December 11, 2006
The U.S. Court of Appeals for the Fifth Circuit recently ruled that Halliburton Co., breached the terms of a merger agreement with Dresser Industries Inc. when it made modifications to a health plan for retirees of Dresser without making similar modifications to Halliburton’s health plan for active employees.
In 1998, Dresser merged with a wholly-owned subsidiary of Halliburton. The merger agreement provided that as a result of the merger, Halliburton’s subsidiary would cease to exist and Dresser would continue as the surviving corporation and as a wholly-owned subsidiary of Halliburton.
The merger agreement contained two provisions concerning employee benefit plans. The first provision stated that Halliburton would maintain Dresser’s retiree health plan but could modify the plan if modifications were consistent with changes in the medical plans provided by Halliburton and its other subsidiaries for similarly situated active employees. The merger agreement also provided that until the third anniversary of the merger, Halliburton must provide Dresser employees with benefits comparable to those they had received from Dresser. The court also noted that the merger agreement contained a general prohibition on third-party enforcement of the merger agreement.

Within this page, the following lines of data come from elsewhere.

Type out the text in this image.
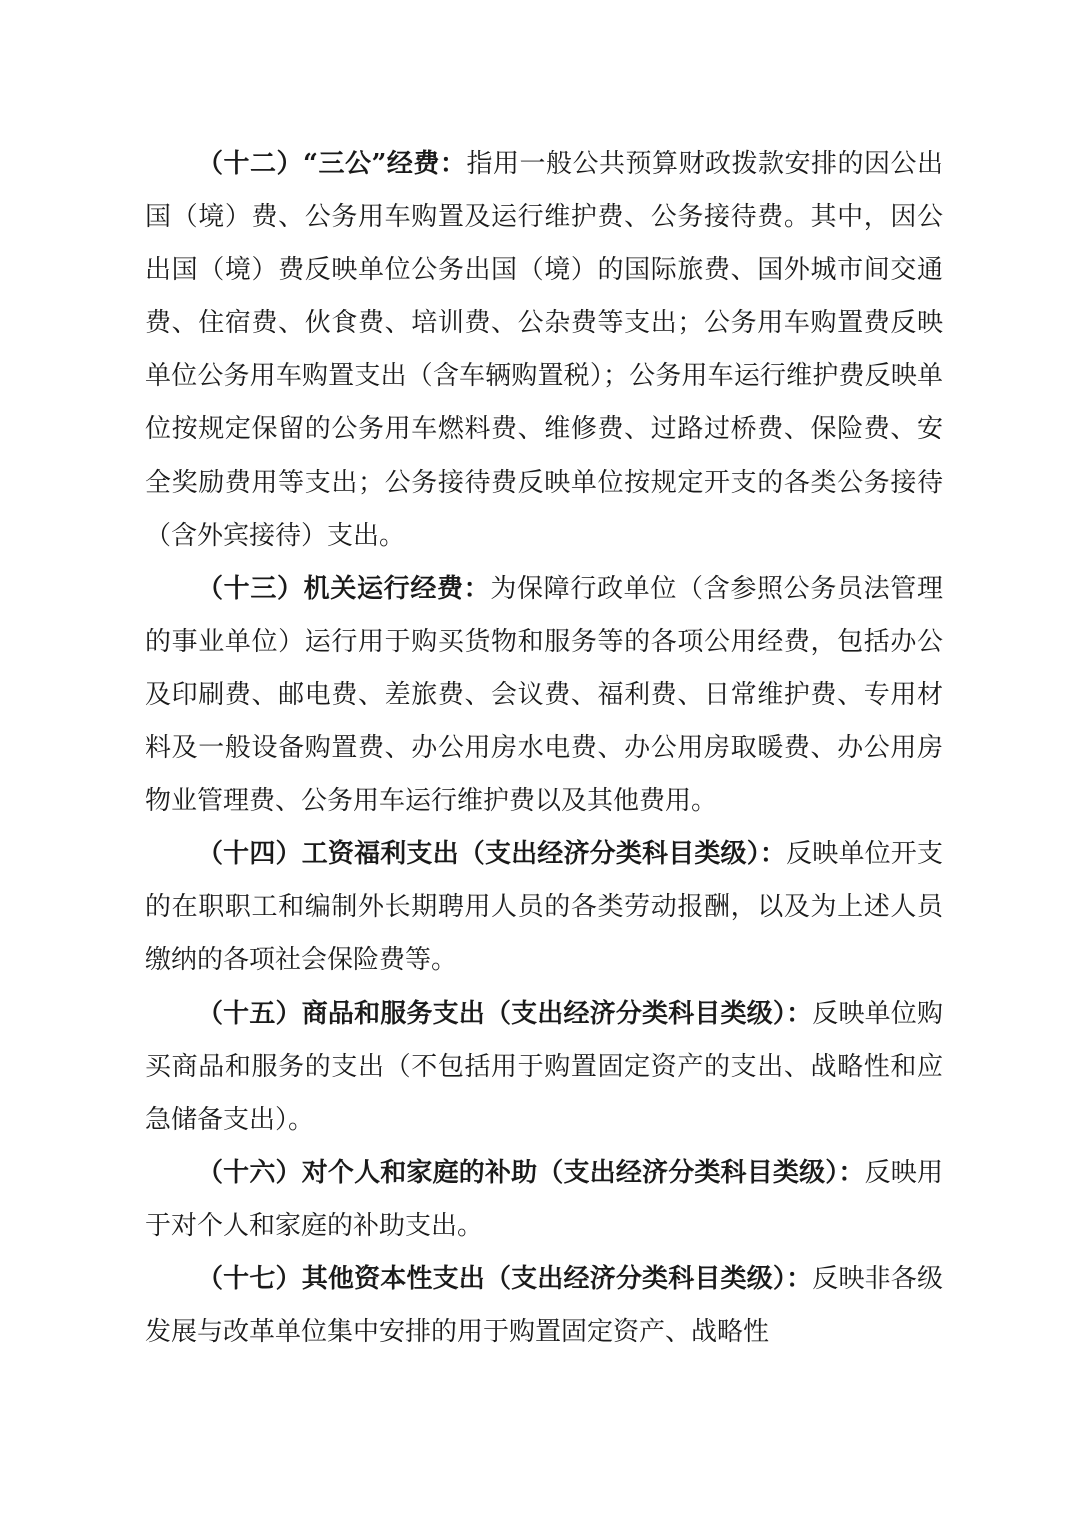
（十二）“三公”经费：指用一般公共预算财政拨款安排的因公出国（境）费、公务用车购置及运行维护费、公务接待费。其中，因公出国（境）费反映单位公务出国（境）的国际旅费、国外城市间交通费、住宿费、伙食费、培训费、公杂费等支出；公务用车购置费反映单位公务用车购置支出（含车辆购置税）；公务用车运行维护费反映单位按规定保留的公务用车燃料费、维修费、过路过桥费、保险费、安全奖励费用等支出；公务接待费反映单位按规定开支的各类公务接待（含外宾接待）支出。

（十三）机关运行经费：为保障行政单位（含参照公务员法管理的事业单位）运行用于购买货物和服务等的各项公用经费，包括办公及印刷费、邮电费、差旅费、会议费、福利费、日常维护费、专用材料及一般设备购置费、办公用房水电费、办公用房取暖费、办公用房物业管理费、公务用车运行维护费以及其他费用。

（十四）工资福利支出（支出经济分类科目类级）：反映单位开支的在职职工和编制外长期聘用人员的各类劳动报酬，以及为上述人员缴纳的各项社会保险费等。

（十五）商品和服务支出（支出经济分类科目类级）：反映单位购买商品和服务的支出（不包括用于购置固定资产的支出、战略性和应急储备支出）。

（十六）对个人和家庭的补助（支出经济分类科目类级）：反映用于对个人和家庭的补助支出。

（十七）其他资本性支出（支出经济分类科目类级）：反映非各级发展与改革单位集中安排的用于购置固定资产、战略性
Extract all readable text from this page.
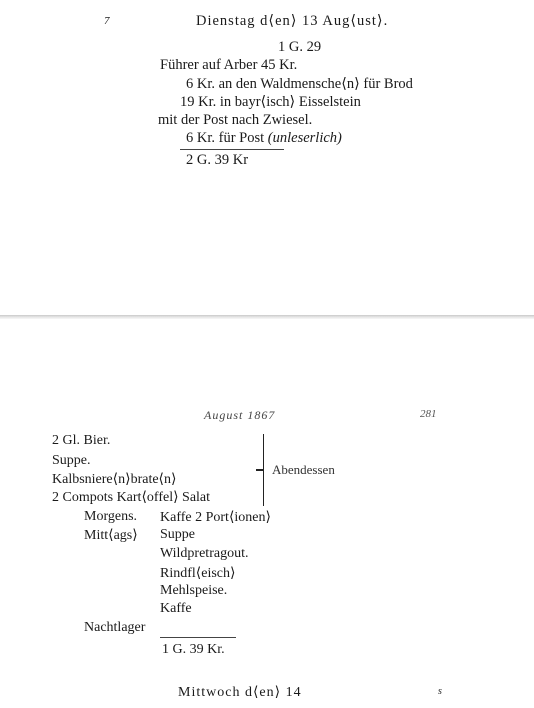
7	Dienstag d⟨en⟩ 13 Aug⟨ust⟩.
1 G. 29
Führer auf Arber 45 Kr.
6 Kr. an den Waldmensche⟨n⟩ für Brod
19 Kr. in bayr⟨isch⟩ Eisselstein
mit der Post nach Zwiesel.
6 Kr. für Post (unleserlich)
2 G. 39 Kr
August 1867	281
2 Gl. Bier.
Suppe.
Kalbsniere⟨n⟩brate⟨n⟩
2 Compots Kart⟨offel⟩ Salat
Abendessen
Morgens. Kaffe 2 Port⟨ionen⟩
Mitt⟨ags⟩ Suppe
Wildpretragout.
Rindfl⟨eisch⟩
Mehlspeise.
Kaffe
Nachtlager
1 G. 39 Kr.
Mittwoch d⟨en⟩ 14	s
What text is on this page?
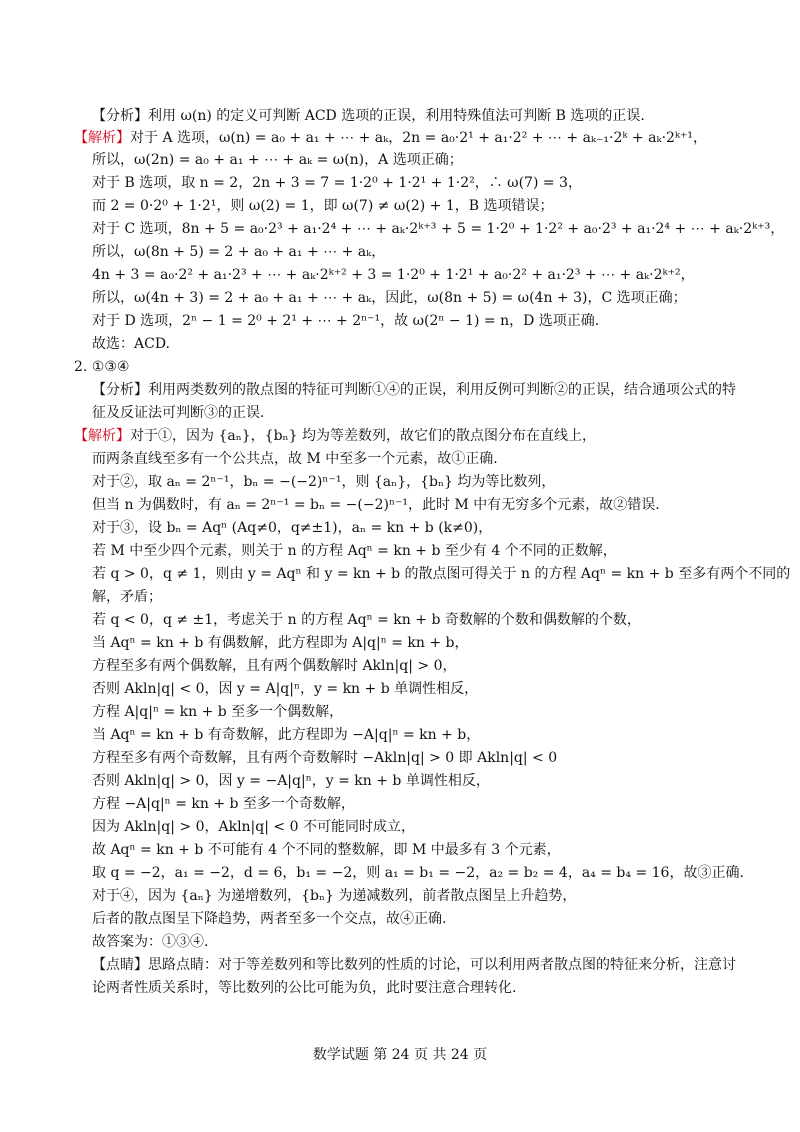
【分析】利用 ω(n) 的定义可判断 ACD 选项的正误，利用特殊值法可判断 B 选项的正误.
【解析】对于 A 选项，ω(n) = a₀ + a₁ + ⋯ + aₖ，2n = a₀·2¹ + a₁·2² + ⋯ + aₖ₋₁·2ᵏ + aₖ·2ᵏ⁺¹，
所以，ω(2n) = a₀ + a₁ + ⋯ + aₖ = ω(n)，A 选项正确；
对于 B 选项，取 n = 2，2n + 3 = 7 = 1·2⁰ + 1·2¹ + 1·2²，∴ ω(7) = 3，
而 2 = 0·2⁰ + 1·2¹，则 ω(2) = 1，即 ω(7) ≠ ω(2) + 1，B 选项错误；
对于 C 选项，8n + 5 = a₀·2³ + a₁·2⁴ + ⋯ + aₖ·2ᵏ⁺³ + 5 = 1·2⁰ + 1·2² + a₀·2³ + a₁·2⁴ + ⋯ + aₖ·2ᵏ⁺³，
所以，ω(8n + 5) = 2 + a₀ + a₁ + ⋯ + aₖ，
4n + 3 = a₀·2² + a₁·2³ + ⋯ + aₖ·2ᵏ⁺² + 3 = 1·2⁰ + 1·2¹ + a₀·2² + a₁·2³ + ⋯ + aₖ·2ᵏ⁺²，
所以，ω(4n + 3) = 2 + a₀ + a₁ + ⋯ + aₖ，因此，ω(8n + 5) = ω(4n + 3)，C 选项正确；
对于 D 选项，2ⁿ − 1 = 2⁰ + 2¹ + ⋯ + 2ⁿ⁻¹，故 ω(2ⁿ − 1) = n，D 选项正确.
故选：ACD.
2. ①③④
【分析】利用两类数列的散点图的特征可判断①④的正误，利用反例可判断②的正误，结合通项公式的特
征及反证法可判断③的正误.
【解析】对于①，因为 {aₙ}，{bₙ} 均为等差数列，故它们的散点图分布在直线上，
而两条直线至多有一个公共点，故 M 中至多一个元素，故①正确.
对于②，取 aₙ = 2ⁿ⁻¹，bₙ = −(−2)ⁿ⁻¹，则 {aₙ}，{bₙ} 均为等比数列，
但当 n 为偶数时，有 aₙ = 2ⁿ⁻¹ = bₙ = −(−2)ⁿ⁻¹，此时 M 中有无穷多个元素，故②错误.
对于③，设 bₙ = Aqⁿ (Aq≠0，q≠±1)，aₙ = kn + b (k≠0)，
若 M 中至少四个元素，则关于 n 的方程 Aqⁿ = kn + b 至少有 4 个不同的正数解，
若 q > 0，q ≠ 1，则由 y = Aqⁿ 和 y = kn + b 的散点图可得关于 n 的方程 Aqⁿ = kn + b 至多有两个不同的
解，矛盾；
若 q < 0，q ≠ ±1，考虑关于 n 的方程 Aqⁿ = kn + b 奇数解的个数和偶数解的个数，
当 Aqⁿ = kn + b 有偶数解，此方程即为 A|q|ⁿ = kn + b，
方程至多有两个偶数解，且有两个偶数解时 Akln|q| > 0，
否则 Akln|q| < 0，因 y = A|q|ⁿ，y = kn + b 单调性相反，
方程 A|q|ⁿ = kn + b 至多一个偶数解，
当 Aqⁿ = kn + b 有奇数解，此方程即为 −A|q|ⁿ = kn + b，
方程至多有两个奇数解，且有两个奇数解时 −Akln|q| > 0 即 Akln|q| < 0
否则 Akln|q| > 0，因 y = −A|q|ⁿ，y = kn + b 单调性相反，
方程 −A|q|ⁿ = kn + b 至多一个奇数解，
因为 Akln|q| > 0，Akln|q| < 0 不可能同时成立，
故 Aqⁿ = kn + b 不可能有 4 个不同的整数解，即 M 中最多有 3 个元素，
取 q = −2，a₁ = −2，d = 6，b₁ = −2，则 a₁ = b₁ = −2，a₂ = b₂ = 4，a₄ = b₄ = 16，故③正确.
对于④，因为 {aₙ} 为递增数列，{bₙ} 为递减数列，前者散点图呈上升趋势，
后者的散点图呈下降趋势，两者至多一个交点，故④正确.
故答案为：①③④.
【点睛】思路点睛：对于等差数列和等比数列的性质的讨论，可以利用两者散点图的特征来分析，注意讨
论两者性质关系时，等比数列的公比可能为负，此时要注意合理转化.
数学试题 第 24 页 共 24 页
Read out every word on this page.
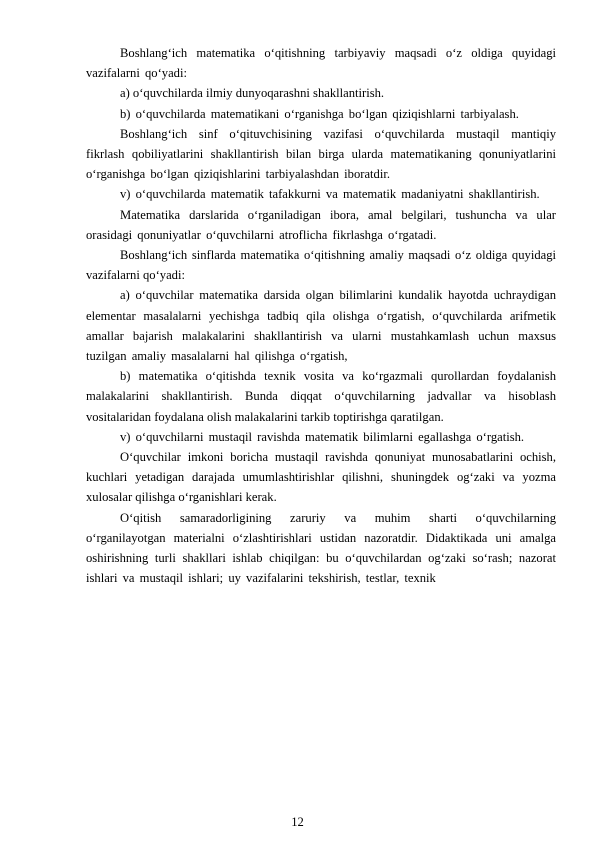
Boshlang‘ich matematika o‘qitishning tarbiyaviy maqsadi o‘z oldiga quyidagi vazifalarni qo‘yadi:

a) o‘quvchilarda ilmiy dunyoqarashni shakllantirish.

b) o‘quvchilarda matematikani o‘rganishga bo‘lgan qiziqishlarni tarbiyalash.

Boshlang‘ich sinf o‘qituvchisining vazifasi o‘quvchilarda mustaqil mantiqiy fikrlash qobiliyatlarini shakllantirish bilan birga ularda matematikaning qonuniyatlarini o‘rganishga bo‘lgan qiziqishlarini tarbiyalashdan iboratdir.

v) o‘quvchilarda matematik tafakkurni va matematik madaniyatni shakllantirish.

Matematika darslarida o‘rganiladigan ibora, amal belgilari, tushuncha va ular orasidagi qonuniyatlar o‘quvchilarni atroflicha fikrlashga o‘rgatadi.

Boshlang‘ich sinflarda matematika o‘qitishning amaliy maqsadi o‘z oldiga quyidagi vazifalarni qo‘yadi:

a) o‘quvchilar matematika darsida olgan bilimlarini kundalik hayotda uchraydigan elementar masalalarni yechishga tadbiq qila olishga o‘rgatish, o‘quvchilarda arifmetik amallar bajarish malakalarini shakllantirish va ularni mustahkamlash uchun maxsus tuzilgan amaliy masalalarni hal qilishga o‘rgatish,

b) matematika o‘qitishda texnik vosita va ko‘rgazmali qurollardan foydalanish malakalarini shakllantirish. Bunda diqqat o‘quvchilarning jadvallar va hisoblash vositalaridan foydalana olish malakalarini tarkib toptirishga qaratilgan.

v) o‘quvchilarni mustaqil ravishda matematik bilimlarni egallashga o‘rgatish.

O‘quvchilar imkoni boricha mustaqil ravishda qonuniyat munosabatlarini ochish, kuchlari yetadigan darajada umumlashtirishlar qilishni, shuningdek og‘zaki va yozma xulosalar qilishga o‘rganishlari kerak.

O‘qitish samaradorligining zaruriy va muhim sharti o‘quvchilarning o‘rganilayotgan materialni o‘zlashtirishlari ustidan nazoratdir. Didaktikada uni amalga oshirishning turli shakllari ishlab chiqilgan: bu o‘quvchilardan og‘zaki so‘rash; nazorat ishlari va mustaqil ishlari; uy vazifalarini tekshirish, testlar, texnik

12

After the merger, Halliburton continued to maintain a separate health plan for Dresser retirees, but less than a year after the effective date of the merger, Halliburton amended the plan in several ways that were adverse to the interests of the Dresser retirees.
In the face of complaints from Dresser retirees, Halliburton filed a declaratory judgment against the Dresser retirees seeking permission to go forward with the amendments and argued that the no-third-party beneficiary clause in the merger agreement barred the retirees from enforcing the terms of the merger agreement and that since three years had passed since the merger, it now had the right to make modifications to the Dresser plan. Halliburton appealed the ruling of the district court in favor of the retirees.
The appeals court determined that the merger agreement constituted a plan amendment to the Dresser retiree health plan placing limitations on Halliburton’s right to amend, modify or terminate the Dresser plan. The court stated that the merger agreement amended Dresser’s plan to provide that Halliburton must maintain the plan except to the extent that any modifications were consistent with changes to the medical plans provided by Halliburton for similarly-situated active employees.
The court rejected Halliburton’s argument that the retirees were precluded by the merger agreement’s no-third-party beneficiary clause from enforcing the provisions in the agreement that limited Halliburton’s ability to modify the Dresser plan. The court reasoned that the retirees were not seeking to enforce the merger agreement itself, but instead were seeking a clarification of their rights to future benefits under the terms of the retiree health plan, as amended by the merger agreement.